0: vref  ++ 7 rename ufs_rename/relookup/vref ufs_rename+0x28c
0: vput  -- 6 rename ufs_rename/ufs_remove/vput ufs_rename+0x2d8

However thread 1 ends up at the bad: label at the end of relookup()
(called from stage 3 of ufs_rename). Here it seems that the bug is. It
calls vput(dp); (right after the bad: label in relookup), which drops
usecount on the vnode. This is the extra decrement on the use-count,
since ufs_rename has already dropped its reference before calling
relookup.

So here's where I'm confused: ufs_rename, fairly early in the code,
calls vrele(fdvp), thus dropping its reference to the
from-vnode's-parent's usecount. Then at "3) Unlink the source." it calls
relookup() to regain access to the from-vnode. And relookup() proceeds
to call vput() on the from-vnode's-parent in the bad: case, even though
the parent doesn't have a reference anymore.

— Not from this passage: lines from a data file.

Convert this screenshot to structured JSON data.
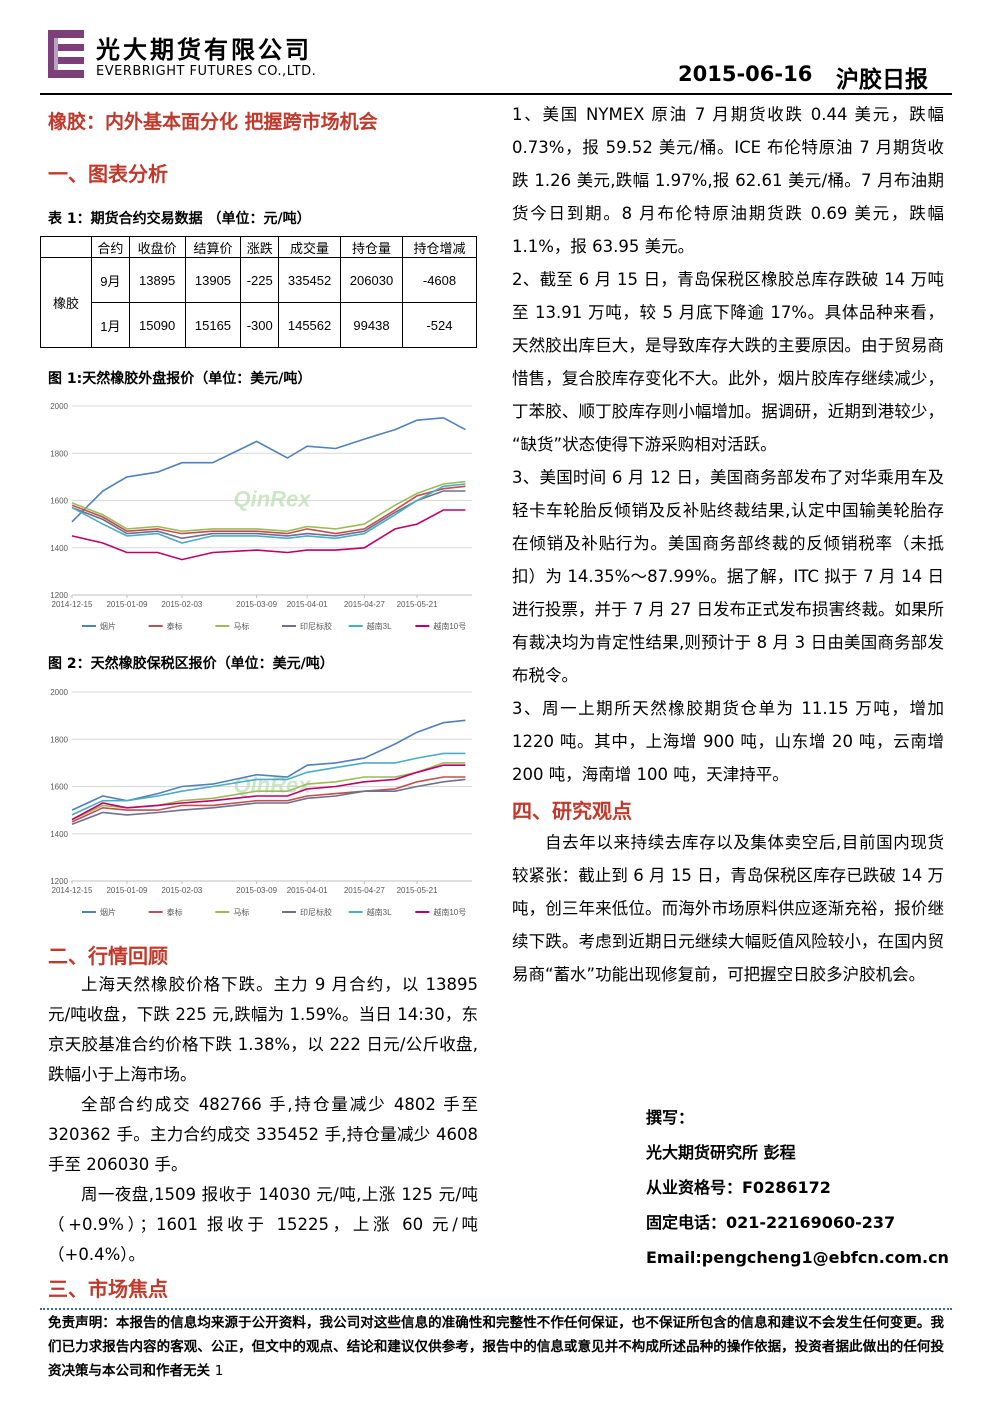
{
  "header": {
    "company_cn": "光大期货有限公司",
    "company_en": "EVERBRIGHT FUTURES CO.,LTD.",
    "date": "2015-06-16",
    "report_name": "沪胶日报"
  },
  "title": "橡胶：内外基本面分化 把握跨市场机会",
  "sections": [
    {
      "heading": "一、图表分析"
    },
    {
      "heading": "二、行情回顾",
      "paragraphs": [
        "上海天然橡胶价格下跌。主力 9 月合约，以 13895 元/吨收盘，下跌 225 元,跌幅为 1.59%。当日 14:30，东京天胶基准合约价格下跌 1.38%，以 222 日元/公斤收盘,跌幅小于上海市场。",
        "全部合约成交 482766 手,持仓量减少 4802 手至 320362 手。主力合约成交 335452 手,持仓量减少 4608 手至 206030 手。",
        "周一夜盘,1509 报收于 14030 元/吨,上涨 125 元/吨（+0.9%）；1601 报收于 15225，上涨 60 元/吨（+0.4%）。"
      ]
    },
    {
      "heading": "三、市场焦点",
      "paragraphs": [
        "1、美国 NYMEX 原油 7 月期货收跌 0.44 美元，跌幅 0.73%，报 59.52 美元/桶。ICE 布伦特原油 7 月期货收跌 1.26 美元,跌幅 1.97%,报 62.61 美元/桶。7 月布油期货今日到期。8 月布伦特原油期货跌 0.69 美元，跌幅 1.1%，报 63.95 美元。",
        "2、截至 6 月 15 日，青岛保税区橡胶总库存跌破 14 万吨至 13.91 万吨，较 5 月底下降逾 17%。具体品种来看，天然胶出库巨大，是导致库存大跌的主要原因。由于贸易商惜售，复合胶库存变化不大。此外，烟片胶库存继续减少，丁苯胶、顺丁胶库存则小幅增加。据调研，近期到港较少，“缺货”状态使得下游采购相对活跃。",
        "3、美国时间 6 月 12 日，美国商务部发布了对华乘用车及轻卡车轮胎反倾销及反补贴终裁结果,认定中国输美轮胎存在倾销及补贴行为。美国商务部终裁的反倾销税率（未抵扣）为 14.35%～87.99%。据了解，ITC 拟于 7 月 14 日进行投票，并于 7 月 27 日发布正式发布损害终裁。如果所有裁决均为肯定性结果,则预计于 8 月 3 日由美国商务部发布税令。",
        "3、周一上期所天然橡胶期货仓单为 11.15 万吨，增加 1220 吨。其中，上海增 900 吨，山东增 20 吨，云南增 200 吨，海南增 100 吨，天津持平。"
      ]
    },
    {
      "heading": "四、研究观点",
      "paragraphs": [
        "自去年以来持续去库存以及集体卖空后,目前国内现货较紧张：截止到 6 月 15 日，青岛保税区库存已跌破 14 万吨，创三年来低位。而海外市场原料供应逐渐充裕，报价继续下跌。考虑到近期日元继续大幅贬值风险较小，在国内贸易商“蓄水”功能出现修复前，可把握空日胶多沪胶机会。"
      ]
    }
  ],
  "table": {
    "caption": "表 1：期货合约交易数据 （单位：元/吨）",
    "headers": [
      "合约",
      "收盘价",
      "结算价",
      "涨跌",
      "成交量",
      "持仓量",
      "持仓增减"
    ],
    "row_label": "橡胶",
    "rows": [
      [
        "9月",
        13895,
        13905,
        -225,
        335452,
        206030,
        -4608
      ],
      [
        "1月",
        15090,
        15165,
        -300,
        145562,
        99438,
        -524
      ]
    ]
  },
  "chart_data": [
    {
      "type": "line",
      "title": "图 1:天然橡胶外盘报价（单位：美元/吨）",
      "watermark": "QinRex",
      "x": [
        "2014-12-15",
        "2014-12-29",
        "2015-01-09",
        "2015-01-23",
        "2015-02-03",
        "2015-02-17",
        "2015-03-09",
        "2015-03-23",
        "2015-04-01",
        "2015-04-14",
        "2015-04-27",
        "2015-05-11",
        "2015-05-21",
        "2015-06-02",
        "2015-06-12"
      ],
      "xlim": [
        "2014-12-15",
        "2015-06-15"
      ],
      "xticks": [
        "2014-12-15",
        "2015-01-09",
        "2015-02-03",
        "2015-03-09",
        "2015-04-01",
        "2015-04-27",
        "2015-05-21"
      ],
      "ylim": [
        1200,
        2000
      ],
      "yticks": [
        1200,
        1400,
        1600,
        1800,
        2000
      ],
      "grid": true,
      "legend": "bottom",
      "series": [
        {
          "name": "烟片",
          "color": "#4f81bd",
          "values": [
            1510,
            1640,
            1700,
            1720,
            1760,
            1760,
            1850,
            1780,
            1830,
            1820,
            1860,
            1900,
            1940,
            1950,
            1900
          ]
        },
        {
          "name": "泰标",
          "color": "#c0504d",
          "values": [
            1580,
            1530,
            1470,
            1480,
            1460,
            1470,
            1470,
            1460,
            1480,
            1460,
            1480,
            1560,
            1620,
            1650,
            1660
          ]
        },
        {
          "name": "马标",
          "color": "#9bbb59",
          "values": [
            1590,
            1540,
            1480,
            1490,
            1470,
            1480,
            1480,
            1470,
            1490,
            1480,
            1500,
            1580,
            1630,
            1670,
            1680
          ]
        },
        {
          "name": "印尼标胶",
          "color": "#6f6f8f",
          "values": [
            1570,
            1520,
            1460,
            1470,
            1440,
            1460,
            1460,
            1450,
            1460,
            1450,
            1470,
            1550,
            1600,
            1640,
            1640
          ]
        },
        {
          "name": "越南3L",
          "color": "#4bacc6",
          "values": [
            1570,
            1500,
            1450,
            1460,
            1420,
            1450,
            1450,
            1440,
            1450,
            1440,
            1460,
            1540,
            1600,
            1660,
            1670
          ]
        },
        {
          "name": "越南10号",
          "color": "#c0006a",
          "values": [
            1450,
            1420,
            1380,
            1380,
            1350,
            1380,
            1390,
            1380,
            1390,
            1390,
            1400,
            1480,
            1500,
            1560,
            1560
          ]
        }
      ]
    },
    {
      "type": "line",
      "title": "图 2：天然橡胶保税区报价（单位：美元/吨）",
      "watermark": "QinRex",
      "x": [
        "2014-12-15",
        "2014-12-29",
        "2015-01-09",
        "2015-01-23",
        "2015-02-03",
        "2015-02-17",
        "2015-03-09",
        "2015-03-23",
        "2015-04-01",
        "2015-04-14",
        "2015-04-27",
        "2015-05-11",
        "2015-05-21",
        "2015-06-02",
        "2015-06-12"
      ],
      "xlim": [
        "2014-12-15",
        "2015-06-15"
      ],
      "xticks": [
        "2014-12-15",
        "2015-01-09",
        "2015-02-03",
        "2015-03-09",
        "2015-04-01",
        "2015-04-27",
        "2015-05-21"
      ],
      "ylim": [
        1200,
        2000
      ],
      "yticks": [
        1200,
        1400,
        1600,
        1800,
        2000
      ],
      "grid": true,
      "legend": "bottom",
      "series": [
        {
          "name": "烟片",
          "color": "#4f81bd",
          "values": [
            1500,
            1560,
            1540,
            1570,
            1600,
            1610,
            1650,
            1640,
            1690,
            1700,
            1720,
            1780,
            1830,
            1870,
            1880
          ]
        },
        {
          "name": "泰标",
          "color": "#c0504d",
          "values": [
            1450,
            1510,
            1500,
            1500,
            1520,
            1520,
            1540,
            1540,
            1560,
            1570,
            1580,
            1590,
            1620,
            1640,
            1640
          ]
        },
        {
          "name": "马标",
          "color": "#9bbb59",
          "values": [
            1460,
            1520,
            1510,
            1520,
            1540,
            1550,
            1580,
            1580,
            1610,
            1620,
            1640,
            1640,
            1660,
            1700,
            1700
          ]
        },
        {
          "name": "印尼标胶",
          "color": "#6f6f8f",
          "values": [
            1440,
            1490,
            1480,
            1490,
            1500,
            1510,
            1530,
            1530,
            1550,
            1560,
            1580,
            1580,
            1600,
            1620,
            1630
          ]
        },
        {
          "name": "越南3L",
          "color": "#4bacc6",
          "values": [
            1480,
            1540,
            1540,
            1560,
            1580,
            1600,
            1630,
            1630,
            1660,
            1680,
            1700,
            1700,
            1720,
            1740,
            1740
          ]
        },
        {
          "name": "越南10号",
          "color": "#c0006a",
          "values": [
            1460,
            1530,
            1510,
            1520,
            1530,
            1540,
            1560,
            1560,
            1590,
            1600,
            1620,
            1630,
            1660,
            1690,
            1690
          ]
        }
      ]
    }
  ],
  "author": {
    "label": "撰写：",
    "name": "光大期货研究所 彭程",
    "license": "从业资格号：F0286172",
    "phone": "固定电话：021-22169060-237",
    "email": "Email:pengcheng1@ebfcn.com.cn"
  },
  "footer": {
    "disclaimer": "免责声明：本报告的信息均来源于公开资料，我公司对这些信息的准确性和完整性不作任何保证，也不保证所包含的信息和建议不会发生任何变更。我们已力求报告内容的客观、公正，但文中的观点、结论和建议仅供参考，报告中的信息或意见并不构成所述品种的操作依据，投资者据此做出的任何投资决策与本公司和作者无关",
    "page": 1
  }
}
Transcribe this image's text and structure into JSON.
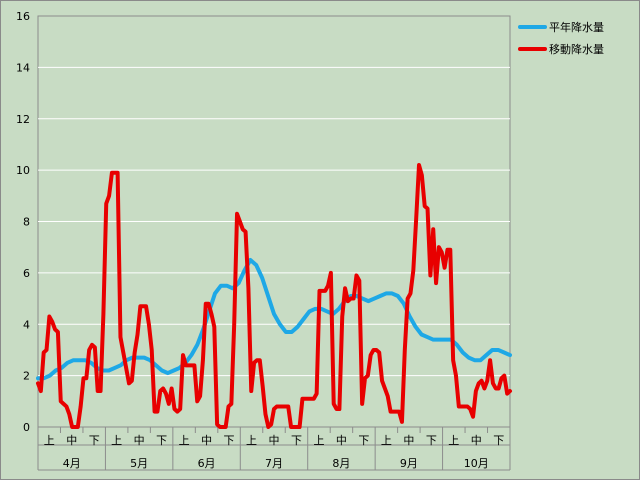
{
  "chart_data": {
    "type": "line",
    "title": "",
    "xlabel": "",
    "ylabel": "",
    "ylim": [
      0,
      16
    ],
    "yticks": [
      0,
      2,
      4,
      6,
      8,
      10,
      12,
      14,
      16
    ],
    "grid": "horizontal",
    "legend_position": "top-right",
    "background_color": "#c8dcc4",
    "months": [
      "4月",
      "5月",
      "6月",
      "7月",
      "8月",
      "9月",
      "10月"
    ],
    "periods": [
      "上",
      "中",
      "下"
    ],
    "series": [
      {
        "name": "平年降水量",
        "color": "#1ea8e6",
        "stroke_width": 4,
        "values": [
          1.9,
          1.9,
          2.0,
          2.2,
          2.3,
          2.5,
          2.6,
          2.6,
          2.6,
          2.5,
          2.3,
          2.2,
          2.2,
          2.3,
          2.4,
          2.6,
          2.7,
          2.7,
          2.7,
          2.6,
          2.4,
          2.2,
          2.1,
          2.2,
          2.3,
          2.5,
          2.8,
          3.2,
          3.8,
          4.5,
          5.2,
          5.5,
          5.5,
          5.4,
          5.6,
          6.1,
          6.5,
          6.3,
          5.8,
          5.1,
          4.4,
          4.0,
          3.7,
          3.7,
          3.9,
          4.2,
          4.5,
          4.6,
          4.6,
          4.5,
          4.4,
          4.6,
          4.9,
          5.1,
          5.1,
          5.0,
          4.9,
          5.0,
          5.1,
          5.2,
          5.2,
          5.1,
          4.8,
          4.3,
          3.9,
          3.6,
          3.5,
          3.4,
          3.4,
          3.4,
          3.4,
          3.2,
          2.9,
          2.7,
          2.6,
          2.6,
          2.8,
          3.0,
          3.0,
          2.9,
          2.8
        ]
      },
      {
        "name": "移動降水量",
        "color": "#e80000",
        "stroke_width": 4,
        "values": [
          1.7,
          1.4,
          2.9,
          3.0,
          4.3,
          4.1,
          3.8,
          3.7,
          1.0,
          0.9,
          0.8,
          0.5,
          0.0,
          0.0,
          0.0,
          0.8,
          1.9,
          1.9,
          3.0,
          3.2,
          3.1,
          1.4,
          1.4,
          4.4,
          8.7,
          9.0,
          9.9,
          9.9,
          9.9,
          3.5,
          2.9,
          2.3,
          1.7,
          1.8,
          2.9,
          3.6,
          4.7,
          4.7,
          4.7,
          4.0,
          3.0,
          0.6,
          0.6,
          1.4,
          1.5,
          1.3,
          0.9,
          1.5,
          0.7,
          0.6,
          0.7,
          2.8,
          2.4,
          2.4,
          2.4,
          2.4,
          1.0,
          1.2,
          2.6,
          4.8,
          4.8,
          4.4,
          3.9,
          0.1,
          0.0,
          0.0,
          0.0,
          0.8,
          0.9,
          4.0,
          8.3,
          8.0,
          7.7,
          7.6,
          5.4,
          1.4,
          2.5,
          2.6,
          2.6,
          1.6,
          0.5,
          0.0,
          0.1,
          0.7,
          0.8,
          0.8,
          0.8,
          0.8,
          0.8,
          0.0,
          0.0,
          0.0,
          0.0,
          1.1,
          1.1,
          1.1,
          1.1,
          1.1,
          1.3,
          5.3,
          5.3,
          5.3,
          5.5,
          6.0,
          0.9,
          0.7,
          0.7,
          4.3,
          5.4,
          4.9,
          5.0,
          5.0,
          5.9,
          5.7,
          0.9,
          1.9,
          2.0,
          2.8,
          3.0,
          3.0,
          2.9,
          1.8,
          1.5,
          1.2,
          0.6,
          0.6,
          0.6,
          0.6,
          0.2,
          3.0,
          5.0,
          5.2,
          6.1,
          8.1,
          10.2,
          9.8,
          8.6,
          8.5,
          5.9,
          7.7,
          5.6,
          7.0,
          6.8,
          6.2,
          6.9,
          6.9,
          2.6,
          2.0,
          0.8,
          0.8,
          0.8,
          0.8,
          0.7,
          0.4,
          1.4,
          1.7,
          1.8,
          1.5,
          1.8,
          2.6,
          1.7,
          1.5,
          1.5,
          1.9,
          2.0,
          1.3,
          1.4
        ]
      }
    ]
  }
}
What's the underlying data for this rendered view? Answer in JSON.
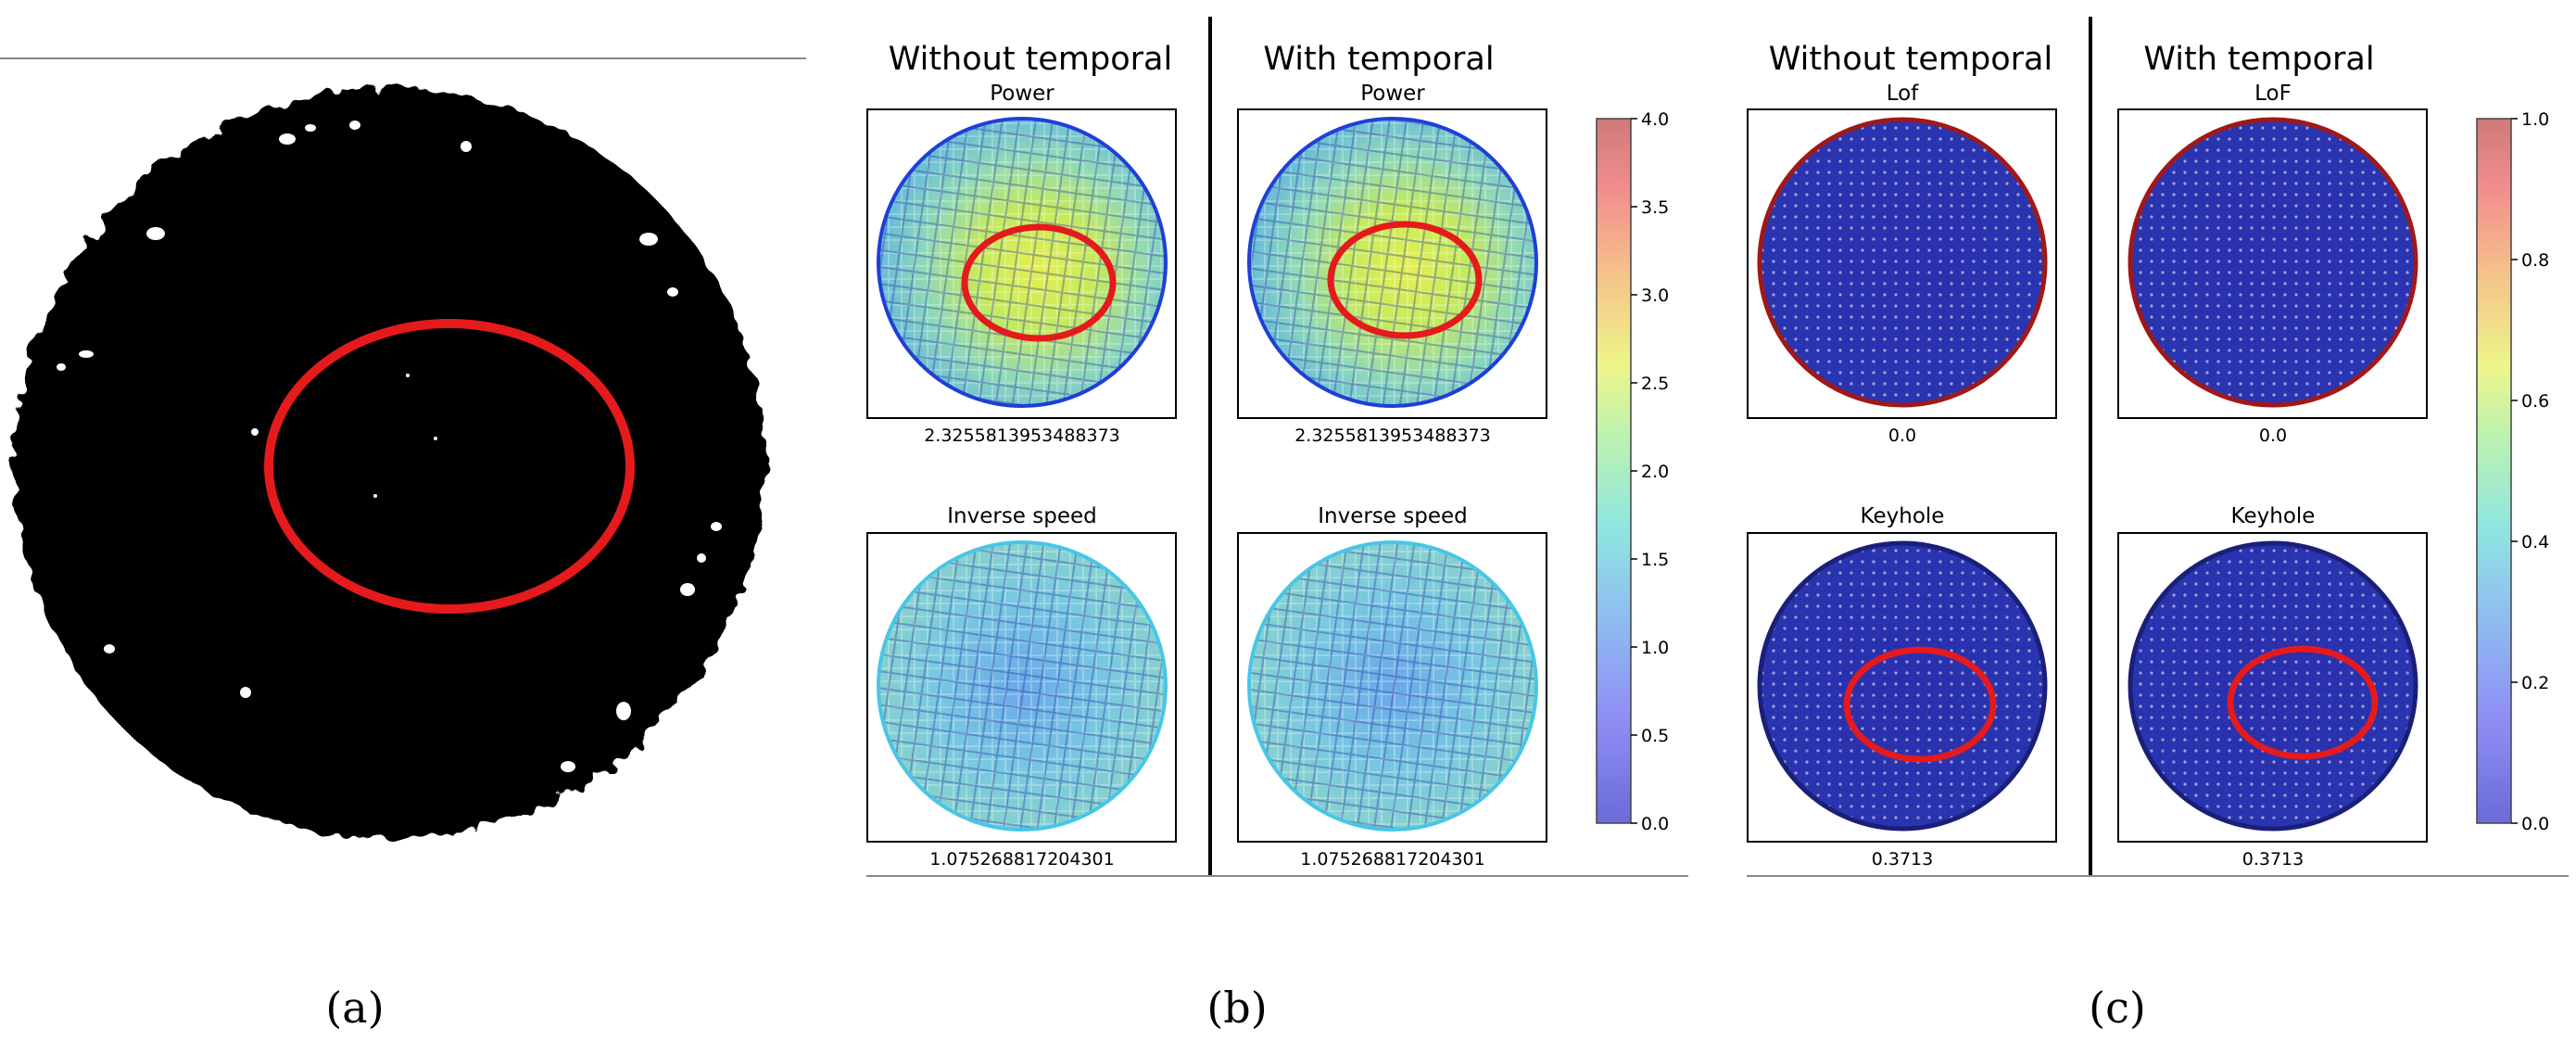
{
  "panel_a": {
    "sub_label": "(a)",
    "subject": "ct-scan-cross-section"
  },
  "panel_b": {
    "sub_label": "(b)",
    "columns": [
      {
        "header": "Without temporal",
        "maps": [
          {
            "title": "Power",
            "value": "2.3255813953488373",
            "highlight": true
          },
          {
            "title": "Inverse speed",
            "value": "1.075268817204301",
            "highlight": false
          }
        ]
      },
      {
        "header": "With temporal",
        "maps": [
          {
            "title": "Power",
            "value": "2.3255813953488373",
            "highlight": true
          },
          {
            "title": "Inverse speed",
            "value": "1.075268817204301",
            "highlight": false
          }
        ]
      }
    ],
    "colorbar": {
      "ticks": [
        "0.0",
        "0.5",
        "1.0",
        "1.5",
        "2.0",
        "2.5",
        "3.0",
        "3.5",
        "4.0"
      ],
      "min": 0,
      "max": 4
    }
  },
  "panel_c": {
    "sub_label": "(c)",
    "columns": [
      {
        "header": "Without temporal",
        "maps": [
          {
            "title": "Lof",
            "value": "0.0",
            "highlight": false
          },
          {
            "title": "Keyhole",
            "value": "0.3713",
            "highlight": true
          }
        ]
      },
      {
        "header": "With temporal",
        "maps": [
          {
            "title": "LoF",
            "value": "0.0",
            "highlight": false
          },
          {
            "title": "Keyhole",
            "value": "0.3713",
            "highlight": true
          }
        ]
      }
    ],
    "colorbar": {
      "ticks": [
        "0.0",
        "0.2",
        "0.4",
        "0.6",
        "0.8",
        "1.0"
      ],
      "min": 0,
      "max": 1
    }
  },
  "colors": {
    "highlight_ring": "#e41a1c",
    "divider": "#000000",
    "frame": "#000000",
    "rule": "#888888"
  }
}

So does relookup() expect you to have a hold on the vnode-parent's
usecount? If so, then ufs_rename() has the bug. If not, then relookup()
is bad. I'm looking at relookup(), and I honestly can't figure out what
it expects. If VOP_LOOKUP returns an error, then it doesn't change the
usecount (ignoring SAVESTART). If VOP_LOOKUP returns success, and we
don't return an error, then we decrement the usecount unless
"wantparent" is specified. And in the case where we return an error at
bad: we always decrement the usecount, no matter what.

OK, this is certainly long enough now! 8)  I certainly hope this is
enough information to get this bug fixed quickly by someone who is
familiar with the relevant code. If you've got any questions about my
ramblings here, just ask.

	-- Ethan